Abstract
242471
Introduction: Peptide Receptor Radionuclide Therapy (PRRT) is an established treatment for gastroenteropancreatic neuroendocrine tumors (GEP-NETs). Currently, the standard Lutathera® ([177Lu]Lu-DOTA-TATE) protocol, as regulated by the FDA and Korean FDA, comprises four treatment cycles. However, a subset of patients demonstrates early disease progression following the completion of the treatment. This study aims to characterize the early progression after PRRT, defined as progression within one year after end of treatment, and to identify potential relevant factors.
Methods: We conducted a retrospective analysis of GEP-NET patients who completed the standard four-cycle PRRT protocol, who showed response of at least stable disease according to RECIST v1.1 criteria, and who had been followed up for at least one year. The study examined variables including age, sex, baseline chromogranin A (CGA) and neuron specific enolase (NSE) levels, disease duration, baseline blood counts, baseline SUVmax, Ki67 index, and tumor characteristics. The Mann-Whitney U test was used for continuous variables, and the chi-square test was employed for categorical variables, to assess differences between the groups.

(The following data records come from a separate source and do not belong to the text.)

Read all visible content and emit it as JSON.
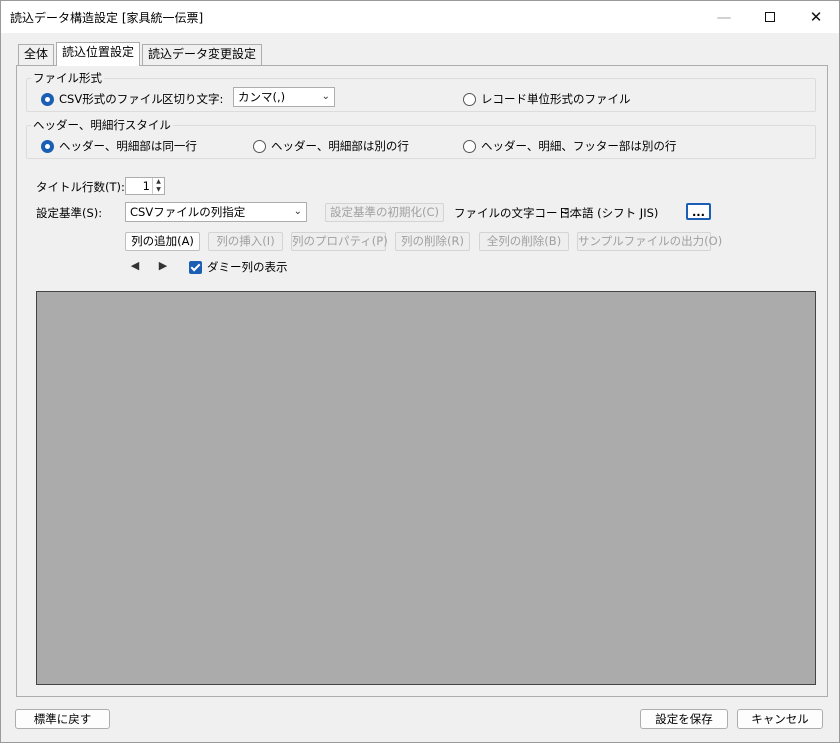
{
  "window": {
    "title": "読込データ構造設定 [家具統一伝票]",
    "minimize_glyph": "—",
    "close_glyph": "✕"
  },
  "tabs": [
    {
      "label": "全体",
      "active": false
    },
    {
      "label": "読込位置設定",
      "active": true
    },
    {
      "label": "読込データ変更設定",
      "active": false
    }
  ],
  "file_format": {
    "group_title": "ファイル形式",
    "csv_label": "CSV形式のファイル",
    "delimiter_label": "区切り文字:",
    "delimiter_value": "カンマ(,)",
    "record_label": "レコード単位形式のファイル",
    "selected": "csv"
  },
  "header_style": {
    "group_title": "ヘッダー、明細行スタイル",
    "option1": "ヘッダー、明細部は同一行",
    "option2": "ヘッダー、明細部は別の行",
    "option3": "ヘッダー、明細、フッター部は別の行",
    "selected": "option1"
  },
  "settings": {
    "title_rows_label": "タイトル行数(T):",
    "title_rows_value": "1",
    "basis_label": "設定基準(S):",
    "basis_value": "CSVファイルの列指定",
    "init_basis_button": "設定基準の初期化(C)",
    "encoding_label": "ファイルの文字コード:",
    "encoding_value": "日本語 (シフト JIS)",
    "ellipsis_button": "..."
  },
  "column_buttons": {
    "add": "列の追加(A)",
    "insert": "列の挿入(I)",
    "properties": "列のプロパティ(P)",
    "delete": "列の削除(R)",
    "delete_all": "全列の削除(B)",
    "sample_output": "サンプルファイルの出力(O)"
  },
  "nav": {
    "prev_glyph": "◀",
    "next_glyph": "▶",
    "dummy_label": "ダミー列の表示",
    "dummy_checked": true
  },
  "footer": {
    "reset_button": "標準に戻す",
    "save_button": "設定を保存",
    "cancel_button": "キャンセル"
  },
  "colors": {
    "accent": "#1a5fb4",
    "grid_background": "#ababab"
  }
}
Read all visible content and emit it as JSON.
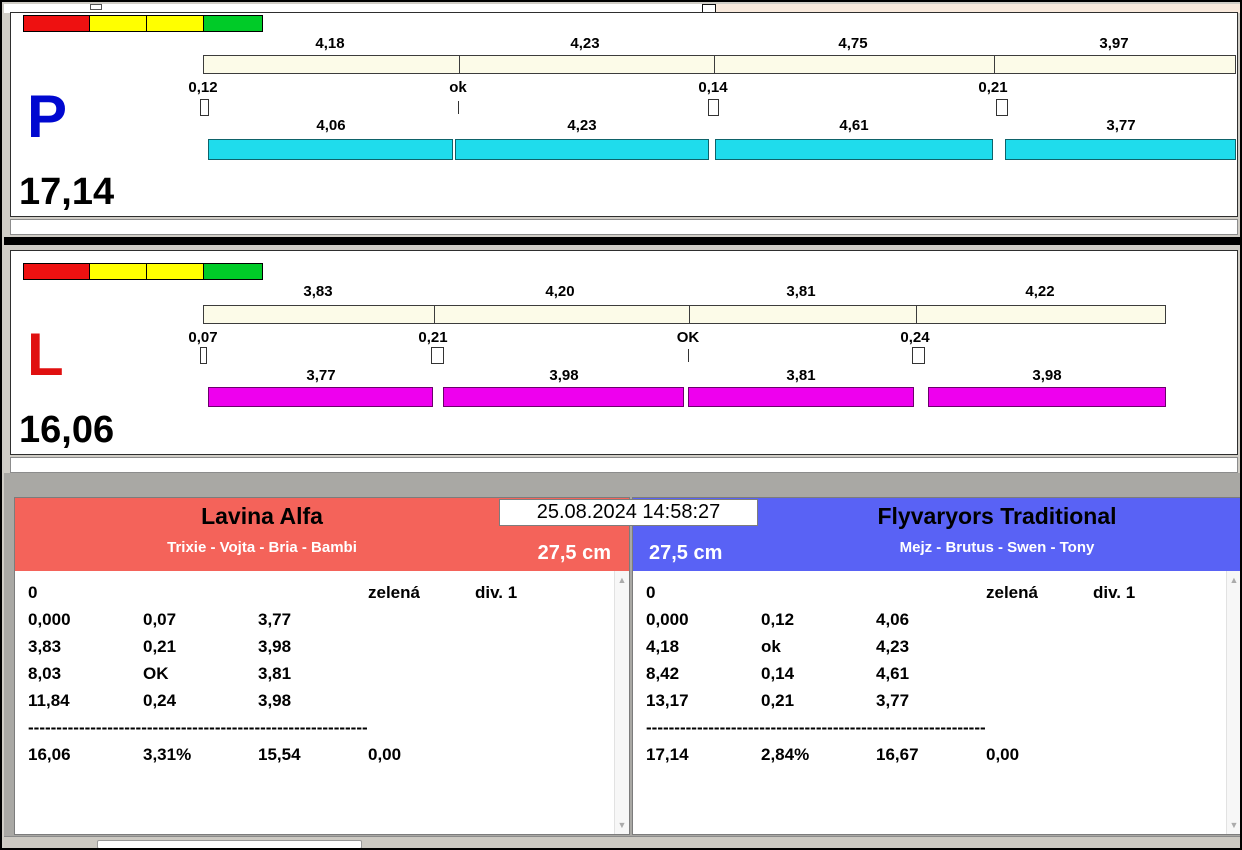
{
  "timestamp": "25.08.2024 14:58:27",
  "lane_p": {
    "letter": "P",
    "letter_color": "#0008d0",
    "total_time": "17,14",
    "lights": [
      "#ee1111",
      "#ffff00",
      "#ffff00",
      "#00cb28"
    ],
    "top_bar_color": "#fcfbe8",
    "bottom_bar_color": "#1fdcec",
    "splits_top": [
      "4,18",
      "4,23",
      "4,75",
      "3,97"
    ],
    "cross_marks": [
      "0,12",
      "ok",
      "0,14",
      "0,21"
    ],
    "splits_bottom": [
      "4,06",
      "4,23",
      "4,61",
      "3,77"
    ]
  },
  "lane_l": {
    "letter": "L",
    "letter_color": "#e01010",
    "total_time": "16,06",
    "lights": [
      "#ee1111",
      "#ffff00",
      "#ffff00",
      "#00cb28"
    ],
    "top_bar_color": "#fcfbe8",
    "bottom_bar_color": "#ee00ee",
    "splits_top": [
      "3,83",
      "4,20",
      "3,81",
      "4,22"
    ],
    "cross_marks": [
      "0,07",
      "0,21",
      "OK",
      "0,24"
    ],
    "splits_bottom": [
      "3,77",
      "3,98",
      "3,81",
      "3,98"
    ]
  },
  "team_left": {
    "name": "Lavina Alfa",
    "lineup": "Trixie - Vojta - Bria - Bambi",
    "jump_height": "27,5 cm",
    "header_color": "#f4635a",
    "status": {
      "flag": "0",
      "light": "zelená",
      "division": "div. 1"
    },
    "runs": [
      [
        "0,000",
        "0,07",
        "3,77"
      ],
      [
        "3,83",
        "0,21",
        "3,98"
      ],
      [
        "8,03",
        "OK",
        "3,81"
      ],
      [
        "11,84",
        "0,24",
        "3,98"
      ]
    ],
    "separator": "------------------------------------------------------------",
    "summary": [
      "16,06",
      "3,31%",
      "15,54",
      "0,00"
    ]
  },
  "team_right": {
    "name": "Flyvaryors Traditional",
    "lineup": "Mejz - Brutus - Swen - Tony",
    "jump_height": "27,5 cm",
    "header_color": "#5962f5",
    "status": {
      "flag": "0",
      "light": "zelená",
      "division": "div. 1"
    },
    "runs": [
      [
        "0,000",
        "0,12",
        "4,06"
      ],
      [
        "4,18",
        "ok",
        "4,23"
      ],
      [
        "8,42",
        "0,14",
        "4,61"
      ],
      [
        "13,17",
        "0,21",
        "3,77"
      ]
    ],
    "separator": "------------------------------------------------------------",
    "summary": [
      "17,14",
      "2,84%",
      "16,67",
      "0,00"
    ]
  }
}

Results: Among patients who received PRRT at our center since 2020, 23 met the study criteria and were analyzed. Among them, 6 patients (26.1%) exhibited progression within one year after the final day of Lutathera® therapy (the day when 4th cycle was done). Among the investigated categories, higher Ki-67 level (22% vs 7% on average, p=0.007) and higher basal Platelet-to-Lymphocyte Ratio (PLR, 208.8 vs 133.7 on average, p=0.020) were related to earlier PD. There were no significant difference of age, sex, the number of previous systemic therapy before PRRT treatment, baseline SUVmax, and baseline CGA and NSE levels between two patient groups.
Conclusions: This study's observation of early progression in a significant subset of GEP-NET patients after PRRT underscores the need for enhanced monitoring and individualized treatment strategies beyond 4 cycles. The association of higher Ki-67 levels and PLR with early progression highlights the potential of these markers in predicting treatment outcomes. Future studies should aim to validate these biomarkers in larger patient cohorts.